In their recent paper, Hara and colleagues considered one of the biggest meteorite hits known in Earth’s history: the Chicxulub impact 65 million years ago, usually blamed for killing off the dinosaurs. The 10-kilometre-wide asteroid weighed well over a trillion tonnes, and could have excavated as much mass from the surface of the Earth.

The team calculated how much of that stuff could have ended up on the bodies in the solar system thought most likely to be hospitable to life: Saturn’s moon Enceladus and Jupiter’s moon Europa, both of which are thought to have subsurface oceans of liquid water.

Under certain conditions, as many as 300 million individual rocks could have ended up on Europa, and 500 on Enceladus, they calculated. Even more could have ended up on the moon and Mars. The team write:

“Although it is uncertain how rocks enter the presumed sea under the surface, for example, of Enceladus and Europa, the probability may be high that microorganisms transferred from Earth would be adapted and grow there.”

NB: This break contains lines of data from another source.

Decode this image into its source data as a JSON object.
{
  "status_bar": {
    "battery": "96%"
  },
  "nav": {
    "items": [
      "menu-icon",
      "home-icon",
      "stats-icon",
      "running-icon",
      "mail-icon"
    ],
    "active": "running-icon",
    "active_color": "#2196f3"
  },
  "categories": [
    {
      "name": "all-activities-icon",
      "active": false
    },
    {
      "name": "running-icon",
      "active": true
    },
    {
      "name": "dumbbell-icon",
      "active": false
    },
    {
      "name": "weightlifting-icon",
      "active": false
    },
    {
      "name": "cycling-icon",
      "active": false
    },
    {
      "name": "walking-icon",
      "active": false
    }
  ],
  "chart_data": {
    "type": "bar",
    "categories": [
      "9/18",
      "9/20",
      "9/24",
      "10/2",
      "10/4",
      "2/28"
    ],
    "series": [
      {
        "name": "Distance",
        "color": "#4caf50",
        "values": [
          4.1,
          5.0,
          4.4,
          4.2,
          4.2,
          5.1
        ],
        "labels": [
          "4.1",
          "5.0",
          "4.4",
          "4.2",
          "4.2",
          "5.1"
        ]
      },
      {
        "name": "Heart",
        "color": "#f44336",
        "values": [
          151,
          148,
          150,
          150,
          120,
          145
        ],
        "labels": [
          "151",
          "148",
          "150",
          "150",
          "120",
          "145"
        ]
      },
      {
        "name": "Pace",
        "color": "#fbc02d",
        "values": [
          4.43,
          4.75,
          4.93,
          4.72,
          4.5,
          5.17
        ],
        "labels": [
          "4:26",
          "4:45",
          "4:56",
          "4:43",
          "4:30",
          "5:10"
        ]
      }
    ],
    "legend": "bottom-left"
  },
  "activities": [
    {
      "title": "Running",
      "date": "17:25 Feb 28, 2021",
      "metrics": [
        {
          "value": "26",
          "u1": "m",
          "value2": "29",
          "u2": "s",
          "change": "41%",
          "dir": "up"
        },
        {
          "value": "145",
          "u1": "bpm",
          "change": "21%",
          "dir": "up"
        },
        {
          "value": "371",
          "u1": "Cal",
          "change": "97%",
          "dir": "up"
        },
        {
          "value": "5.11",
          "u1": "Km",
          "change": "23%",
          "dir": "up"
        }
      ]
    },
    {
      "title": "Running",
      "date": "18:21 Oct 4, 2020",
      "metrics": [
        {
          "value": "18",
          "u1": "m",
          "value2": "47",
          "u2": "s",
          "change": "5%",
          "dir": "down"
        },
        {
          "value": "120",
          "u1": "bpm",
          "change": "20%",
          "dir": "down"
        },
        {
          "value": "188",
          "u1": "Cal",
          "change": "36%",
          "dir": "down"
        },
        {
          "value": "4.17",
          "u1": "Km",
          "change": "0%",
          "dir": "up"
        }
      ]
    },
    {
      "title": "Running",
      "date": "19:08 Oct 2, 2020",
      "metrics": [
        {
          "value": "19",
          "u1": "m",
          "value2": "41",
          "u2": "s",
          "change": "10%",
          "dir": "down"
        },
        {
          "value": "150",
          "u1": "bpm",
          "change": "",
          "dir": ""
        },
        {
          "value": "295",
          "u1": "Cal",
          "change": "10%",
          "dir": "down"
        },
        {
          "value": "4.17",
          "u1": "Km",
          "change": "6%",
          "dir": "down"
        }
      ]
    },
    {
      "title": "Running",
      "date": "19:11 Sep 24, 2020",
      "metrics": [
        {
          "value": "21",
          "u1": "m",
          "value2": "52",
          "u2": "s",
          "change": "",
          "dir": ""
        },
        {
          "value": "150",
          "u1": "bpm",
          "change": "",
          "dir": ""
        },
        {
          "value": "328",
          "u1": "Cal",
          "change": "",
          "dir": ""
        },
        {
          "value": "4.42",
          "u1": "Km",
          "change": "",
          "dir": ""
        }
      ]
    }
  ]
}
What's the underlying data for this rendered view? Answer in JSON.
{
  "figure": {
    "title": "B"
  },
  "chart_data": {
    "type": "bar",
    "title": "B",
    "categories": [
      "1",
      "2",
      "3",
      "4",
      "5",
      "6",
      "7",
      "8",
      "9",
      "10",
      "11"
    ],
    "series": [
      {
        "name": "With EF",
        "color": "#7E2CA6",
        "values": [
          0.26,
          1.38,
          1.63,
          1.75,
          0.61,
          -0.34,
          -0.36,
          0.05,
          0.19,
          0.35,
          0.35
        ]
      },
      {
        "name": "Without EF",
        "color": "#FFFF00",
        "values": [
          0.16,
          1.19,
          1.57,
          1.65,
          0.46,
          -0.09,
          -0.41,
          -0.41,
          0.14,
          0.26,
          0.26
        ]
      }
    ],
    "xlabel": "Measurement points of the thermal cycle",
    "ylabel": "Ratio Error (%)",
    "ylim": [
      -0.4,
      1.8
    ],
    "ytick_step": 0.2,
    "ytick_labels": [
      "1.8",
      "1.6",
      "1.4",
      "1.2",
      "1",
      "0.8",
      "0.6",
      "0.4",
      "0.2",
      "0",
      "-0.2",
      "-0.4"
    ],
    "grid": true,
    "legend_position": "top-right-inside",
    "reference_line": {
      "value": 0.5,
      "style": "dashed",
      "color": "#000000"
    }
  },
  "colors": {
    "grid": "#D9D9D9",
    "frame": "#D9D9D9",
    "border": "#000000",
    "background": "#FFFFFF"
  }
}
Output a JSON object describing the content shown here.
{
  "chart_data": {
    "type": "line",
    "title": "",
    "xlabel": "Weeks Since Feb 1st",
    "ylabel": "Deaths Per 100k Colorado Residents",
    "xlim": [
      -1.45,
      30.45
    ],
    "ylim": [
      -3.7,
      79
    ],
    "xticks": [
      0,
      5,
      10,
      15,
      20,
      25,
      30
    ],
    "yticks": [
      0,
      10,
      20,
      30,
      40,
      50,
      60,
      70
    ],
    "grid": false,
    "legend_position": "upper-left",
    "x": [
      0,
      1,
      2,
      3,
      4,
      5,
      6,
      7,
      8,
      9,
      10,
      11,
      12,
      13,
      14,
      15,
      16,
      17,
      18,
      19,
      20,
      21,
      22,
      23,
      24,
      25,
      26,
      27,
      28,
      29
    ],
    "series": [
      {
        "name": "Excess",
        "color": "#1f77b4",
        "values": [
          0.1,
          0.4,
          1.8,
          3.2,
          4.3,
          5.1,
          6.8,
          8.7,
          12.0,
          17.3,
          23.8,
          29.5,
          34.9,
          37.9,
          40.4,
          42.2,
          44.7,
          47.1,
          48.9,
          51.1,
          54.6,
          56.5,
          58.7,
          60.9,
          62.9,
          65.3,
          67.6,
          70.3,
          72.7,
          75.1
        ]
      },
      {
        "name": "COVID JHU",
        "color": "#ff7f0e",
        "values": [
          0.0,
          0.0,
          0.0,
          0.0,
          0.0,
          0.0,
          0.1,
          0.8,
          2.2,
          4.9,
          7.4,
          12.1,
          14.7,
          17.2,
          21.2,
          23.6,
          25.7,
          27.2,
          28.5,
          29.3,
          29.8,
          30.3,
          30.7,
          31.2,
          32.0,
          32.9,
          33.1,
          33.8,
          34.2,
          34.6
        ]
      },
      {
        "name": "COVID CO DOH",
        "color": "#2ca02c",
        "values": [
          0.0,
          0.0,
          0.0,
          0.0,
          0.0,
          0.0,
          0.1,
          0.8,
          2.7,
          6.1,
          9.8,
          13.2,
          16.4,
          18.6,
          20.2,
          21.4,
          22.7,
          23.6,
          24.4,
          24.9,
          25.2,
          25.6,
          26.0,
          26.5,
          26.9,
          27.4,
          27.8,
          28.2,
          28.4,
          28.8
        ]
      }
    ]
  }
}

A handful of rocks could even have made it to planets around other stars. Once such could be Gliese 581, a red dwarf 20 light years away with a super-Earth orbiting at the outer edge of its habitable zone, where water could be liquid. Hana and colleagues calculated that about 1000 rocks from the Chicxulub impact could have reached that far in about a million years, meaning any life that made it would have had 64 million years to develop – or die off.